You say that you have never seen REST in practice, but that cannot possibly be true if you ever use a web browser. The web browser is a REST client.
These may sound like inane questions, but if you know the answer, then you can start to see what REST is all about. Look at StackOverflow for more benefits of REST. When I am looking at a question, I can bookmark that page or send the url to a friend and he can see the same information. He doesn't have to navigate through the site to find that question.
StackOverflow uses a variety of OpenId services for authentication, gravatar.com for avatar images, google-analytics and Quantserve for analytical information. This kind of multi-company integration is the type of thing the SOAP world only dreams of.
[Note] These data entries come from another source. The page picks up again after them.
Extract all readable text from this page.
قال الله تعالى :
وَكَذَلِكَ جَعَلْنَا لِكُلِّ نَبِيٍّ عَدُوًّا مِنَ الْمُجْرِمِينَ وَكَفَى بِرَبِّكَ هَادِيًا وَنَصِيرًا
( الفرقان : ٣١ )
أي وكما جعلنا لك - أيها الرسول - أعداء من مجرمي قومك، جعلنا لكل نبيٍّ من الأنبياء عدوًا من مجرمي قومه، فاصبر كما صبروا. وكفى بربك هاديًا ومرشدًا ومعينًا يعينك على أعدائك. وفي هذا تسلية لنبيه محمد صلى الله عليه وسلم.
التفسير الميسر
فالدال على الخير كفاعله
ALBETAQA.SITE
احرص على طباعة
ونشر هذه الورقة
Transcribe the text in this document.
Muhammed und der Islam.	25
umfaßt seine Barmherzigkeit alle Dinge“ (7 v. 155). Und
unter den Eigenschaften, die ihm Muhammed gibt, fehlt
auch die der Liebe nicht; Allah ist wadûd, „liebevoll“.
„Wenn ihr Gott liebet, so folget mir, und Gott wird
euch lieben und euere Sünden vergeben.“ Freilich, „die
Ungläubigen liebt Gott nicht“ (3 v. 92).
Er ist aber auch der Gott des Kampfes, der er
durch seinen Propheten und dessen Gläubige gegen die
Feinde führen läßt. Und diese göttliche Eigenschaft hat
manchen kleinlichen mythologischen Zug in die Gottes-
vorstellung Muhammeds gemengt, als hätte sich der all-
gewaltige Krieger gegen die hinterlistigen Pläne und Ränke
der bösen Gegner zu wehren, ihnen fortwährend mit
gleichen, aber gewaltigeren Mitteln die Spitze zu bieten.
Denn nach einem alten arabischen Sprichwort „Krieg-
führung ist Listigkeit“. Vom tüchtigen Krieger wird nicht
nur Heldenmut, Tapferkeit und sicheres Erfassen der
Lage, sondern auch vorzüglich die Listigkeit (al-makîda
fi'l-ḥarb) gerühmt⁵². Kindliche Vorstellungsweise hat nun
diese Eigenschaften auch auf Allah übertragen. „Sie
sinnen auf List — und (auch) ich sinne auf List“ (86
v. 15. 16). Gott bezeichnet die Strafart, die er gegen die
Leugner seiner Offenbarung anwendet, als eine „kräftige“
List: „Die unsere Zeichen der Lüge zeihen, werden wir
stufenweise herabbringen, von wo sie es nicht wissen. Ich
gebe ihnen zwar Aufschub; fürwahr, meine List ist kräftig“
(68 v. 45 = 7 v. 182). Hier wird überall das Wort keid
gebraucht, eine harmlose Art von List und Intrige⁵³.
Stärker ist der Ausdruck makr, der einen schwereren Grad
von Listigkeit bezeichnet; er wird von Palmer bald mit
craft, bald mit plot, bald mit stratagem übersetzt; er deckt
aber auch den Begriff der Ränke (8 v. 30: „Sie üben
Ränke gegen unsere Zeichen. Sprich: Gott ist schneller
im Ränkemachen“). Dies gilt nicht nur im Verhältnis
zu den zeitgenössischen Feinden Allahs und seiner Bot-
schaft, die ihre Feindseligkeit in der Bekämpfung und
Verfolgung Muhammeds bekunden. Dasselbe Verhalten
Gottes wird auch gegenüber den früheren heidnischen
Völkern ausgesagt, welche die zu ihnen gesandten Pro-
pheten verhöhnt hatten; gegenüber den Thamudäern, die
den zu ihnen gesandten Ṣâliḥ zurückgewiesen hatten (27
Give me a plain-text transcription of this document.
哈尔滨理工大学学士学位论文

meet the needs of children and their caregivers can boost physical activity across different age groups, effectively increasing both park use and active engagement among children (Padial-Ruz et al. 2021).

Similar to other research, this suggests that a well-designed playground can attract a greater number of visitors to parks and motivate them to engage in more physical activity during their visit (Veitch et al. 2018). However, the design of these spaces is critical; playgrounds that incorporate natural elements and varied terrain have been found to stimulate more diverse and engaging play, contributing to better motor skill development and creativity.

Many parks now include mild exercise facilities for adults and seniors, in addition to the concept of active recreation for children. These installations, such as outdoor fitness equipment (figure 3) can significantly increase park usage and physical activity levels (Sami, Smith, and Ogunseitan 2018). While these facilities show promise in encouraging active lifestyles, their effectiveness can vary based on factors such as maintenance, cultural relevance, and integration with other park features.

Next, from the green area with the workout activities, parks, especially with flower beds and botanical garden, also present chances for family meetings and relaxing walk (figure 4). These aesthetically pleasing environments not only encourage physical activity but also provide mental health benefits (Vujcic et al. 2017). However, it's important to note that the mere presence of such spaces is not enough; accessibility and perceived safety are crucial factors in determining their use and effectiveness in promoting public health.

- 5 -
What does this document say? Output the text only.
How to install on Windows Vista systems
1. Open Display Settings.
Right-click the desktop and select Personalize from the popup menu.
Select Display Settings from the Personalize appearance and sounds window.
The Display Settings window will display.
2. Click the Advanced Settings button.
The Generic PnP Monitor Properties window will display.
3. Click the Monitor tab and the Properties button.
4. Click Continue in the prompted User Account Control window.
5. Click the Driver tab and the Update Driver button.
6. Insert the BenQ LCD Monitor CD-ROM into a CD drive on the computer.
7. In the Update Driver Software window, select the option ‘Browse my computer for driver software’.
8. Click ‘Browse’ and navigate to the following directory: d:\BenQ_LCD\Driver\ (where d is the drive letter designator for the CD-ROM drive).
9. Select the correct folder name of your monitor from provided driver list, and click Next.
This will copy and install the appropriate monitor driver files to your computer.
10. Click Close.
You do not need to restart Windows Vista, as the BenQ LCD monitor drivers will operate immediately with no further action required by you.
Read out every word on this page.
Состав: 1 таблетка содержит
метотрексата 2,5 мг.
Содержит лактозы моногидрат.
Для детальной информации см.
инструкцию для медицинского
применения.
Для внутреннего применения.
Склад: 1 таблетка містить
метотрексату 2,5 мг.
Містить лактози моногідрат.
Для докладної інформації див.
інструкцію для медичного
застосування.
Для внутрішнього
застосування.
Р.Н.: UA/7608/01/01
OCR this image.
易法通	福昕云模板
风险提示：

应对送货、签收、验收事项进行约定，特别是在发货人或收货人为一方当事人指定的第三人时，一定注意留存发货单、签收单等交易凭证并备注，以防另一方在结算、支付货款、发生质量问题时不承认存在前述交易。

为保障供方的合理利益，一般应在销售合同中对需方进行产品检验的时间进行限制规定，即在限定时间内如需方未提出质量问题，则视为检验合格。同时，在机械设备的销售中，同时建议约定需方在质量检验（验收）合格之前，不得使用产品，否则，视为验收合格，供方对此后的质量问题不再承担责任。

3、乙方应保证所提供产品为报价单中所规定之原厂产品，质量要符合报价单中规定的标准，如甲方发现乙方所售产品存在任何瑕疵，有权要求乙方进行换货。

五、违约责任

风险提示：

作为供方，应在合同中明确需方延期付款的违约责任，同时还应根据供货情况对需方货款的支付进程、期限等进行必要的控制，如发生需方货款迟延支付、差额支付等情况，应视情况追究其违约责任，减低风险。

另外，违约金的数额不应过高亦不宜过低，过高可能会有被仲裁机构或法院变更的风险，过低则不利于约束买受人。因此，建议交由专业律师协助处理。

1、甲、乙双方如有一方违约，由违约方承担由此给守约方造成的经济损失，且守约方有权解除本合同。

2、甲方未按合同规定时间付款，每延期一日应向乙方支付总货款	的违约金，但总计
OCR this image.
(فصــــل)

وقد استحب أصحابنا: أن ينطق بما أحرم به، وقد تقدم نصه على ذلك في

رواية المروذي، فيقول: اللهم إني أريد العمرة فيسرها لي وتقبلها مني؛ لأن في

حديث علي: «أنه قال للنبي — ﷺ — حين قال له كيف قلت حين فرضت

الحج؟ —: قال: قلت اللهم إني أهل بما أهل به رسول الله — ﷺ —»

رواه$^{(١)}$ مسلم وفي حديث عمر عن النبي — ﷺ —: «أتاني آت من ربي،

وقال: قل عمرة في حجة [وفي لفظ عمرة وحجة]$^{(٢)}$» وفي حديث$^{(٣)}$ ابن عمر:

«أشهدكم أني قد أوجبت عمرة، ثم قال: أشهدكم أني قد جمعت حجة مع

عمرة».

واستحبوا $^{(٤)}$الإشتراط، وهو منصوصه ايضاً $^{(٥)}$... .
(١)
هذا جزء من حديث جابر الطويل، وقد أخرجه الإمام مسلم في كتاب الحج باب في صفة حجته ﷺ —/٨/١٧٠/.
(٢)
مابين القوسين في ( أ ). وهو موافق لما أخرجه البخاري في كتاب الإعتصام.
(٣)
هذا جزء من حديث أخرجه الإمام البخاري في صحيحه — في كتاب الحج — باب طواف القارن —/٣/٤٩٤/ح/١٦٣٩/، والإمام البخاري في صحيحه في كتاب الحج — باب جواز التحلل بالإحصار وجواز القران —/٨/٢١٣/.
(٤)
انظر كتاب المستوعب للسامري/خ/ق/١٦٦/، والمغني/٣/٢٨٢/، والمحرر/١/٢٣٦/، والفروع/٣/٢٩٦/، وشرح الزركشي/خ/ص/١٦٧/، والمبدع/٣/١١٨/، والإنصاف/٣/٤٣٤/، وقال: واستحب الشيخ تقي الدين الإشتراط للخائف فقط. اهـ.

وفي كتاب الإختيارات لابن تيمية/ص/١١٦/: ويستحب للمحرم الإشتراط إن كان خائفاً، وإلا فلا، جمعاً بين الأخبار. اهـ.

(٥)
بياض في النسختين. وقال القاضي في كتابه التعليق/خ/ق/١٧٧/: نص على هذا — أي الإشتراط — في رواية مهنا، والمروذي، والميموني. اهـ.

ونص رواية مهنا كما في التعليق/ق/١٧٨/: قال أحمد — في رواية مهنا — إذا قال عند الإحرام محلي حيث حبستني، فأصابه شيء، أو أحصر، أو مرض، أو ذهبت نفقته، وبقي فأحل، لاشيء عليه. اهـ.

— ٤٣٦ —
One of the best examples is the fact that the jQuery libraries that are used to drive the StackOverflow UI are retrieved from Google's Content Delivery Network. The fact that SO could direct the client (i.e. your web browser) to download code from a third-party site to improve performance is testament to the low coupling between web client and server.
These are examples of a REST architecture at work.
Now some web sites / applications do break the rules of REST and then the browser does not work as expected.
REST is everywhere. It is the part of the web that makes it work well. If you want to build distributed applications that can scale like the web, be resilient to change like the web and promote re-use as the web has done, then follow the same rules they did when building web browsers.